Envisat ASAR Ross Sea Demonstration Project
Pablo Clemente-Colón(1) , Towanda Street(1) , Bradley Johnson(2) , Don Atwood(3) , and Ronald Kwok(2)
U.S. National Ice Center,
4251 Suitland Road,
Washington, D.C. 20395,
(2) NASA, GSFC, Greenbelt, MD 20771, United States
(3) ASF, UAF, Fairbanks, AK 99775, United States
An ESA Category-1 project to demonstrate Envisat ASAR acquisitions at the McMurdo station in Antarctica in support of sea ice and iceberg monitoring was undertaken in the spring and early summer of 2005. The demonstration was a collaboration of the U.S. National Ice Center (NIC), the Alaska Satellite Facility (ASF), NASA Goddard Space Flight Center (GSFC), and NASA Jet Propulsion Laboratory (JPL) under the ESA AO for WMO proposal id 2377. After significant upgrades were made to the McMurdo station to allow for the downlink of Envisat data, ASAR Wide Swath observations were acquired for several months over the Ross Sea. The project aimed at studying the applicability of routine ASAR data for sea ice and iceberg tracking in the Ross Sea and the feasibility of RADARSAT Geophysical Processor System (RGPS) approaches using ASAR data if routine observations were made available.

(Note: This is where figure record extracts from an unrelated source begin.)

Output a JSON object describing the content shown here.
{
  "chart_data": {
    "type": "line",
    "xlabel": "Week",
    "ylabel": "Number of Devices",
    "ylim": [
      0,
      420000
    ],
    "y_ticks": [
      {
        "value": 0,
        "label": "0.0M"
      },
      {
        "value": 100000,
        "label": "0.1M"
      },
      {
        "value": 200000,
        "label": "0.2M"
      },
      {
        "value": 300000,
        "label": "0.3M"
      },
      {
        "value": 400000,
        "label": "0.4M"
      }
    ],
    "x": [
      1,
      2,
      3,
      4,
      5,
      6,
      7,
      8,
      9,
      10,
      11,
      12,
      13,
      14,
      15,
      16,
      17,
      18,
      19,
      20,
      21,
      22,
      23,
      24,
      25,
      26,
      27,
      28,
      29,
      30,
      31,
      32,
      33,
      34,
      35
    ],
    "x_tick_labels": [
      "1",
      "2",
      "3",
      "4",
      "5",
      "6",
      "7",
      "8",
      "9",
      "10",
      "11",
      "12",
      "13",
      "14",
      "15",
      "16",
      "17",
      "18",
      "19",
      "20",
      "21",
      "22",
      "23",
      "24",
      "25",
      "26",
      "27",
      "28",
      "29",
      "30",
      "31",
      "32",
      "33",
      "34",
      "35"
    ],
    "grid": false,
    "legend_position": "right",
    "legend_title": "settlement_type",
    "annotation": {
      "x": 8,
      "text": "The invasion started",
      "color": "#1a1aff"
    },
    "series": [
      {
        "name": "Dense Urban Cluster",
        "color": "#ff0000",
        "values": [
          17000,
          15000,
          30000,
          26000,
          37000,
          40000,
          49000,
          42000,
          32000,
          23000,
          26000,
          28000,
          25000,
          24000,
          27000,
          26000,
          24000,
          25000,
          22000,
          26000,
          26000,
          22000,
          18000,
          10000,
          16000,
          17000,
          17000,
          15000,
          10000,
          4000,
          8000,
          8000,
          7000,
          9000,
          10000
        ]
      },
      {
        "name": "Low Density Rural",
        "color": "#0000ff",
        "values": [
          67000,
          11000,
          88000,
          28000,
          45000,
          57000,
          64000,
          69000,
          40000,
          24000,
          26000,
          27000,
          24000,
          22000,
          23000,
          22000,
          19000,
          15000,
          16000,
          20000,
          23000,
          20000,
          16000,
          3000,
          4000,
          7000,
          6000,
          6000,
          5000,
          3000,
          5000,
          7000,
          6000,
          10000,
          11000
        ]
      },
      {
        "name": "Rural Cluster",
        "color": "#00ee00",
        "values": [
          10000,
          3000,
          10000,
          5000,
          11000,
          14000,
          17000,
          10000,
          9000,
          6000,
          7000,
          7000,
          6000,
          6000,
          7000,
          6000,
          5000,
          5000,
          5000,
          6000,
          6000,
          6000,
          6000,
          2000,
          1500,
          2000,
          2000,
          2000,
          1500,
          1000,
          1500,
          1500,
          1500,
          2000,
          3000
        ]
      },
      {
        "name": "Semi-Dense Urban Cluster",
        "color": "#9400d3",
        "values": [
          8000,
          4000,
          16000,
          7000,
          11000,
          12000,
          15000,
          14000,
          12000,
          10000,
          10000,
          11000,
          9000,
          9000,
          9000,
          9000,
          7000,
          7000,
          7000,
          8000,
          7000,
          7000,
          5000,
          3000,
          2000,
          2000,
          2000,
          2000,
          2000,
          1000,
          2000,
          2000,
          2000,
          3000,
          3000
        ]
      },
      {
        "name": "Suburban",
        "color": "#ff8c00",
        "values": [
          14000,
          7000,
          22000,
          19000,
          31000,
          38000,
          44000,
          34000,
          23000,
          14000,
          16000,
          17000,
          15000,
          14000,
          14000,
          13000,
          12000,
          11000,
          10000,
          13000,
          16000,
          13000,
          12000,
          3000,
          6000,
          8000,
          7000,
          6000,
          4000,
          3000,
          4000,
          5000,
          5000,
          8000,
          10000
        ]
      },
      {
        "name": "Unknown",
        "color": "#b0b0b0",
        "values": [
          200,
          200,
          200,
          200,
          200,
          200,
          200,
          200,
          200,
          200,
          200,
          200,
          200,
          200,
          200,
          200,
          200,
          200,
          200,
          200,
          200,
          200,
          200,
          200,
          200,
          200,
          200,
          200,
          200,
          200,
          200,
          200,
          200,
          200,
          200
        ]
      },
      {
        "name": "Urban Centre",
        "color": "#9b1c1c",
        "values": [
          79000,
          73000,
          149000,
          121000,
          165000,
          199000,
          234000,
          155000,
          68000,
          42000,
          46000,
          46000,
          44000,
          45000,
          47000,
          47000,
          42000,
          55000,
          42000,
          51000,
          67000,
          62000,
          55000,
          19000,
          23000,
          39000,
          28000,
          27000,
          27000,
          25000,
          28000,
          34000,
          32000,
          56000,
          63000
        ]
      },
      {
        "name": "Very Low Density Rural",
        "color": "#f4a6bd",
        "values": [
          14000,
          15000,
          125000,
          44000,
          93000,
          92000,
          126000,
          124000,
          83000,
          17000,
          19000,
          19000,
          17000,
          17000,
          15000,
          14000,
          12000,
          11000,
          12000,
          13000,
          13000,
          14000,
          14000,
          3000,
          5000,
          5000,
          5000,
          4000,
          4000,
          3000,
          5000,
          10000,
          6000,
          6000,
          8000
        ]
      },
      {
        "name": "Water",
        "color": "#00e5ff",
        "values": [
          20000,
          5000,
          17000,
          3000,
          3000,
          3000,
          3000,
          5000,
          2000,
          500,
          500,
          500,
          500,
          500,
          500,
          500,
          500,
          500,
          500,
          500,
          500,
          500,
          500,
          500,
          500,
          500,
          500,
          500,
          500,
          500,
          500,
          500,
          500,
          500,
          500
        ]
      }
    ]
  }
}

During the project period, ASAR data were collected roughly every 35 hours and transmitted to the NASA White Sands ground station in New Mexico via the Tracking and Data Relay Satellite System (TDRSS). From White Sands, the data were then shipped via tapes to ASF for SAR processing using Vexcel processing code. The detected imagery were then sent via ftp to the JPL for RGPS processing and analysis. The effort provided ASAR mosaics and RGPS products from which sea ice dynamics (drift vectors, deformation, etc.), iceberg tracking, and iceberg-sea ice interaction can be in the Ross Sea can be studied. It also demonstrated the capability of McMurdo to routinely acquire Envisat data, a potential pathway for Antarctic data from the satellite to the NIC and users, the capability of ASAR processing at ASF, and the capability for "RGPS" processing using Envisat ASAR data at JPL.